If you're one of those freewheeling bakers who doesn't read the whole recipe before getting started, be warned: this ingredient list is for a blueberry compote, milk crumb and lemon sugar only, and you'll have to bake (or buy) your own buns. Once you've got that sorted out, this sweet, elegant mix will take your pastry to the next level.

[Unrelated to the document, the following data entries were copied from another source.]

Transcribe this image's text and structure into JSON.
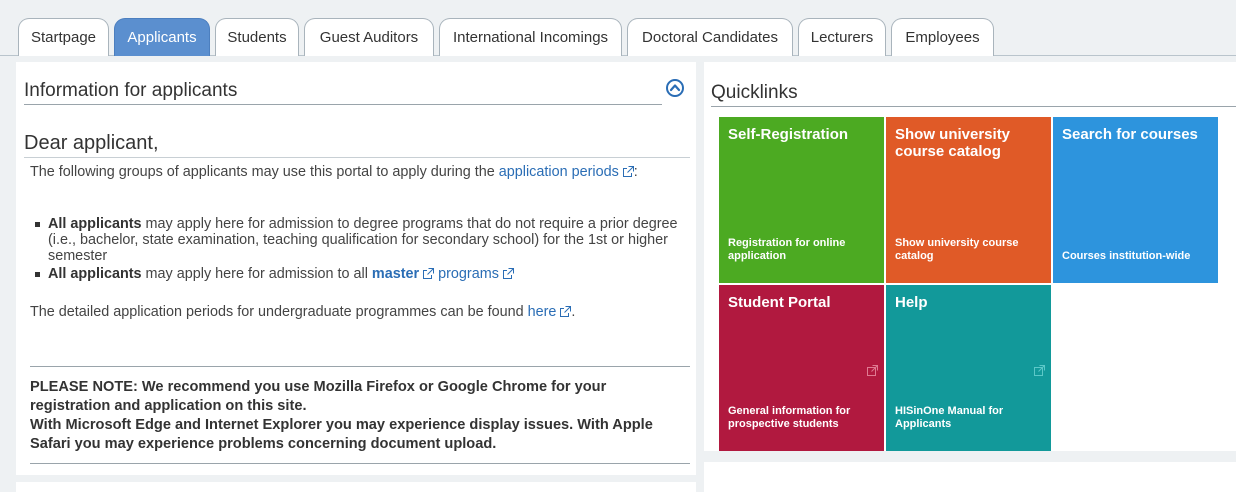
{
  "tabs": [
    {
      "label": "Startpage",
      "active": false
    },
    {
      "label": "Applicants",
      "active": true
    },
    {
      "label": "Students",
      "active": false
    },
    {
      "label": "Guest Auditors",
      "active": false
    },
    {
      "label": "International Incomings",
      "active": false
    },
    {
      "label": "Doctoral Candidates",
      "active": false
    },
    {
      "label": "Lecturers",
      "active": false
    },
    {
      "label": "Employees",
      "active": false
    }
  ],
  "info": {
    "title": "Information for applicants",
    "heading": "Dear applicant,",
    "intro_text": "The following groups of applicants may use this portal to apply during the ",
    "intro_link": "application periods",
    "intro_colon": ":",
    "bullet1_bold": "All applicants",
    "bullet1_text": " may apply here for admission to degree programs that do not require a prior degree (i.e., bachelor, state examination, teaching qualification for secondary school) for the 1st or higher semester",
    "bullet2_bold": "All applicants",
    "bullet2_text": " may apply here for admission to all ",
    "bullet2_link1": "master",
    "bullet2_link2": "programs",
    "detail_text": "The detailed application periods for undergraduate programmes can be found ",
    "detail_link": "here",
    "detail_end": ".",
    "note_line1": "PLEASE NOTE: We recommend you use Mozilla Firefox or Google Chrome for your registration and application on this site.",
    "note_line2": "With Microsoft Edge and Internet Explorer you may experience display issues. With Apple Safari you may experience problems concerning document upload."
  },
  "quicklinks": {
    "title": "Quicklinks",
    "tiles": [
      {
        "title": "Self-Registration",
        "subtitle": "Registration for online application",
        "color": "#4caa22",
        "external": false
      },
      {
        "title": "Show university course catalog",
        "subtitle": "Show university course catalog",
        "color": "#e05a27",
        "external": false
      },
      {
        "title": "Search for courses",
        "subtitle": "Courses institution-wide",
        "color": "#2d94dd",
        "external": false
      },
      {
        "title": "Student Portal",
        "subtitle": "General information for prospective students",
        "color": "#b1193f",
        "external": true
      },
      {
        "title": "Help",
        "subtitle": "HISinOne Manual for Applicants",
        "color": "#12999a",
        "external": true
      }
    ]
  },
  "colors": {
    "active_tab": "#5b8fcf",
    "link": "#2a6db5"
  }
}
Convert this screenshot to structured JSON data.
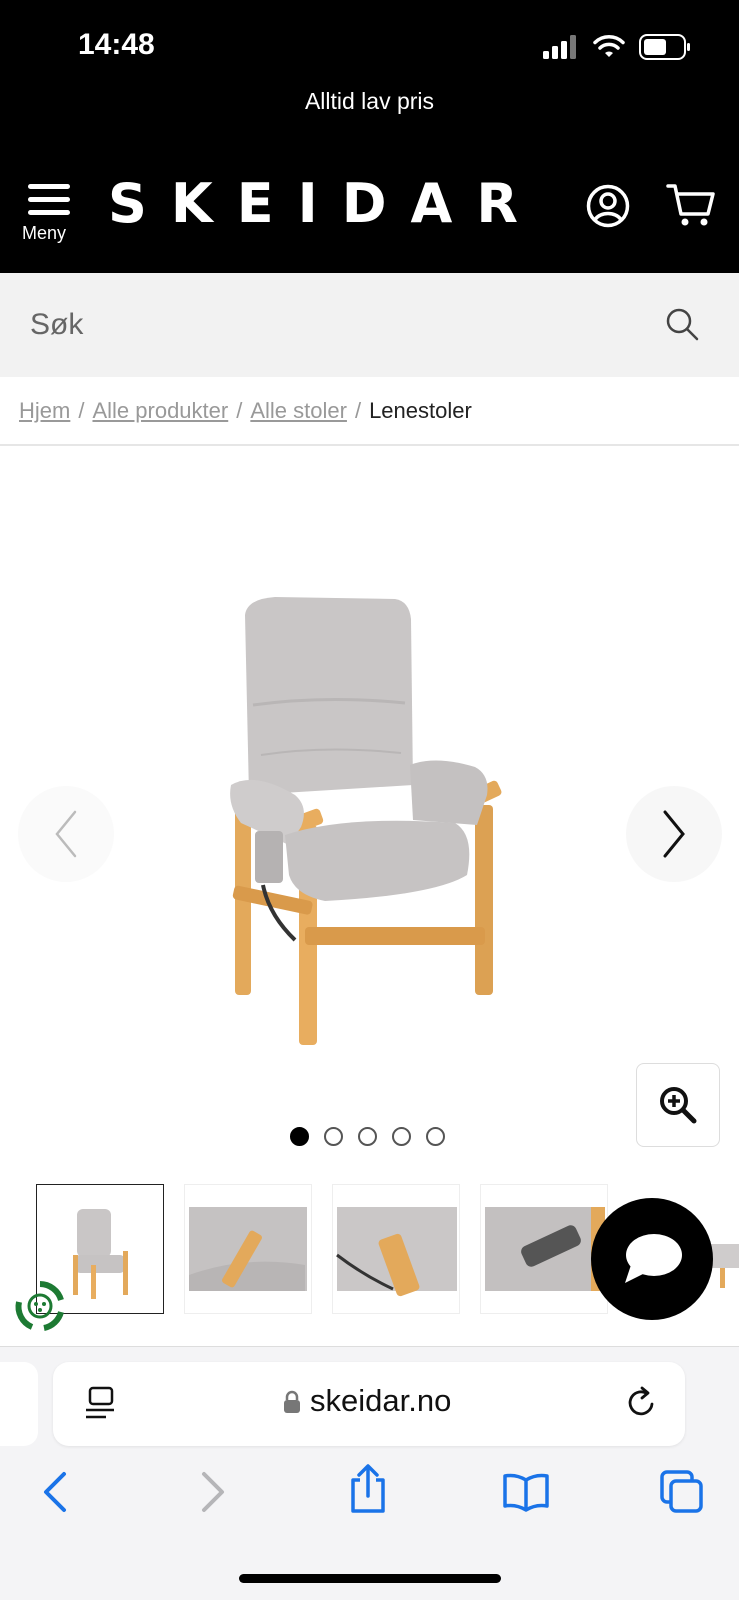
{
  "status_bar": {
    "time": "14:48"
  },
  "header": {
    "promo": "Alltid lav pris",
    "menu_label": "Meny",
    "logo": "SKEIDAR",
    "icons": {
      "account": "user-circle-icon",
      "cart": "shopping-cart-icon",
      "menu": "hamburger-icon"
    }
  },
  "search": {
    "placeholder": "Søk",
    "value": ""
  },
  "breadcrumb": [
    {
      "label": "Hjem"
    },
    {
      "label": "Alle produkter"
    },
    {
      "label": "Alle stoler"
    },
    {
      "label": "Lenestoler"
    }
  ],
  "carousel": {
    "slide_count": 5,
    "active_slide": 1
  },
  "browser": {
    "url": "skeidar.no"
  },
  "colors": {
    "header_bg": "#000000",
    "search_bg": "#f2f2f2",
    "link_gray": "#999999",
    "ios_blue": "#1a73e8",
    "eco_green": "#1d7a33",
    "fabric_gray": "#c9c6c6",
    "wood": "#e3a95b"
  }
}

Beaucoup BC Blueberry Filling
1 cup frozen BC Blueberries
1/2 cup sugar
2 tbsp lemon juice
2 tsp cornstarch
1/2 tsp lemon zest
1 cup cream cheese
(based on recipe by Christine Tossi, owner of Milk Bar)
1/2 cup all-purpose flour
3 tablespoons sugar
2 tablespoons cornstarch
3/4 teaspoon coarse kosher salt
6 tablespoons (3/4 stick) unsalted butter, melted
2 tsp lemon zest
½ cup granulated sugar
***Brioche buns, or any fluffy pastry of your choice
- Place blueberries, sugar, and lemon juice in a saucepan. Cook on medium heat until the blueberries have broken down, and the liquid has reduced to a heavy syrup consistency. Stir the cornstarch and water in a separate bowl, and add the slurry into the boiling blueberry mixture to thicken, boiling for 2-3 seconds.
- Place the cooled blueberry compote, lemon zest, and cream cheese in a food processor. Blend the mixture until it is smooth.
- Next, preheat the oven to 225 F. Whisk the dry ingredients together and stir in the melted butter. Place the crumbs onto a parchment-lined tray. Bake in the preheated oven for 20 minutes, rotating halfway through. Cool and store in dry and clean container at room temperature.
- Mix the lemon zest and sugar together until combined.
- Bake and cool brioche buns, or any fluffy pastry, before filling. Use a paring knife to poke a hole from the bottom. Stuff with 3-4 thawed frozen blueberries, and pipe 30 grams of the blueberry cream cheese filling inside. Brush a thin layer of simple syrup on the outside and coat with lemon sugar. Pipe a little blueberry cream cheese filling on the top, and decorate with thawed frozen blueberries, flowers, and milk crumbs.